The Bakken Shale play in North Dakota, Montana, and neighboring Canadian provinces is primarily an oil play. With crude oil commanding prices near $100 a barrel, this means business is good for producers and everyone associated with oil drilling, production, and shipping.
USGS estimates of Bakken oil reserves are as high as 3.5 to 4.3 billion barrels, which would make it the largest oil find in US history outside the rich oil fields of Alaska. In North America, only Alaska and the Canadian oil sands contain more oil. The USGS also estimates about 1.85 tcf of associated/dissolved natural gas and 148 million barrels of natural gas liquids in the Bakken.
With estimates this high, it came as a bit of a surprise when the North Dakota Department of Mineral Resources reported earlier this year that the state's oil fields may contain twice the amount of oil previously estimated. The agency reported that oil production from the Bakken has more than doubled in the past three years.
The drilling and completion technology to recover Bakken oil involves vertical drilling followed by horizontal drilling, formation fracturing, and the use of proppants.
IHS conducted an interesting study this year that compared well performance of private versus public companies operating in the Bakken and the associated Sanish-Three Forks shale plays and found a surprising result – smaller, private companies have some of the best acreage and wells in the region, even when compared to larger, publicly-traded entities.
The IHS Herold 2011 Special Study on Company Performance in the Bakken/Three Forks Play analyzed approximately 1,450 horizontal wells completed in the Middle Bakken or Three Forks formations in Mountrail, McKenzie, and Dunn counties in North Dakota since 2006. The study compared the median wells' average production in its first, second, and third months online.
"A number of private companies ranked very well with public companies, delivering median first-month production that was similar to that of highly regarded publicly traded E&P (exploration and production) companies, albeit having much smaller well counts," said Sven Del Pozzo, study author and senior principal energy equity analyst at IHS. "Based on well performance alone, we think most of the private entities mentioned in this report are nearly certain to attract interest from potential suitors."
According to the report, merger and acquisition values for undeveloped acreage in the play continue to set new highs. Well performance, the report noted, is generally strong, but varies considerably, which, with buyers "paying up" for acreage, Del Pozzo said, which "leaves little margin for error in drilling" to fulfill pre-acquisition expectations.

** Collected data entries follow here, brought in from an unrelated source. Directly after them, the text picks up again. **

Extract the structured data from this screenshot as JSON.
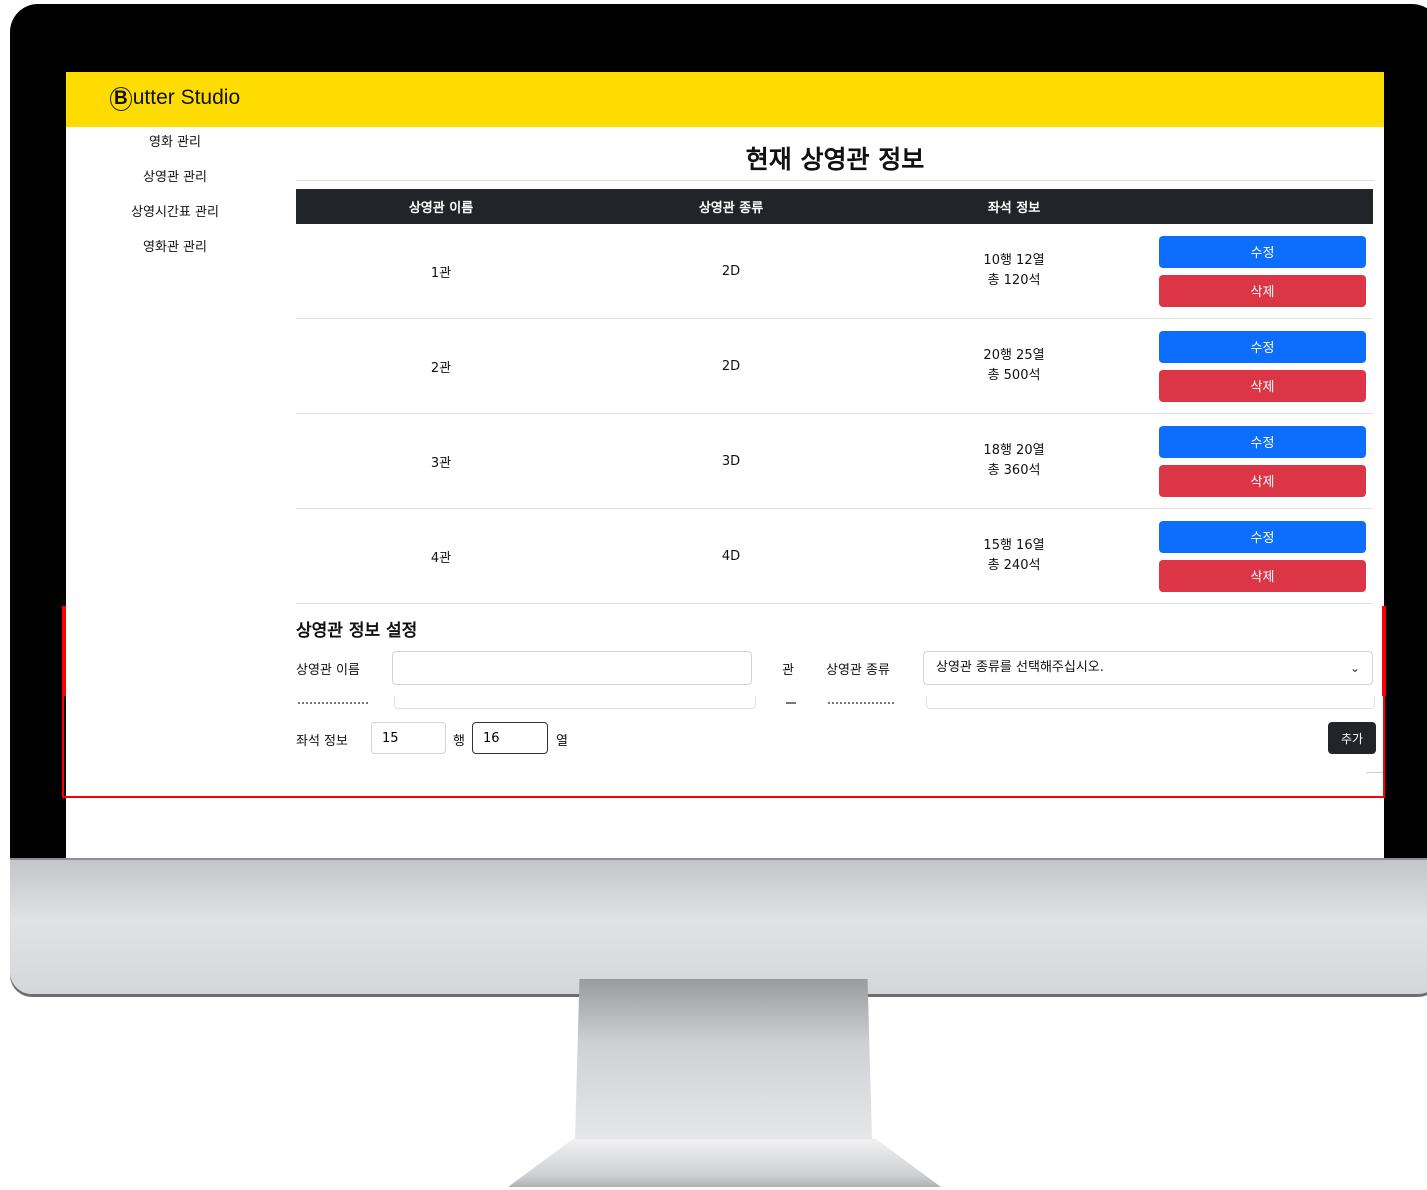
{
  "app": {
    "logo_initial": "B",
    "logo_text": "utter Studio"
  },
  "sidebar": {
    "items": [
      {
        "label": "영화 관리"
      },
      {
        "label": "상영관 관리"
      },
      {
        "label": "상영시간표 관리"
      },
      {
        "label": "영화관 관리"
      }
    ]
  },
  "main": {
    "title": "현재 상영관 정보",
    "table": {
      "headers": [
        "상영관 이름",
        "상영관 종류",
        "좌석 정보",
        ""
      ],
      "rows": [
        {
          "name": "1관",
          "type": "2D",
          "seats_rc": "10행 12열",
          "seats_total": "총 120석"
        },
        {
          "name": "2관",
          "type": "2D",
          "seats_rc": "20행 25열",
          "seats_total": "총 500석"
        },
        {
          "name": "3관",
          "type": "3D",
          "seats_rc": "18행 20열",
          "seats_total": "총 360석"
        },
        {
          "name": "4관",
          "type": "4D",
          "seats_rc": "15행 16열",
          "seats_total": "총 240석"
        }
      ],
      "edit_label": "수정",
      "delete_label": "삭제"
    }
  },
  "form": {
    "title": "상영관 정보 설정",
    "name_label": "상영관 이름",
    "name_value": "",
    "name_suffix": "관",
    "type_label": "상영관 종류",
    "type_placeholder": "상영관 종류를 선택해주십시오.",
    "seat_label": "좌석 정보",
    "rows_value": "15",
    "rows_suffix": "행",
    "cols_value": "16",
    "cols_suffix": "열",
    "add_label": "추가"
  },
  "colors": {
    "header_bg": "#ffdc00",
    "edit": "#0d6efd",
    "delete": "#dc3545",
    "dark": "#212529",
    "highlight": "#ff0000"
  }
}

"We believe the trend of acquisitions of private properties will continue," Del Pozzo added, "since most of the prospective acreage is already leased and few alternatives exist to establish or meaningfully expand a company's presence in the Bakken/Three Forks play. Size is the primary driver of an acquisition, since a small lease holding can't move the needle for a big, publicly traded company."
A list of the top producers in the Bakken Shale includes several of the majors, plus large and mid-sized independents, both American and Canadian. Houston-based EOG Resources and Oklahoma City-based Continental Resources were both early players in the formation and still rank at the top of any list of producers. Other large producers include: Enerplus Resources, ExxonMobil, Hess Corp., Marathon, Chevron, Brigham Exploration, Whiting Oil & Gas, Newfield Exploration, SM Energy, Kodiak Oil & Gas, MDU Resources, Magnum Hunter Resources, Triangle Petroleum, Guardian Exploration, Reliable Energy, JayHawk Energy, and American Standard Energy – to name a few.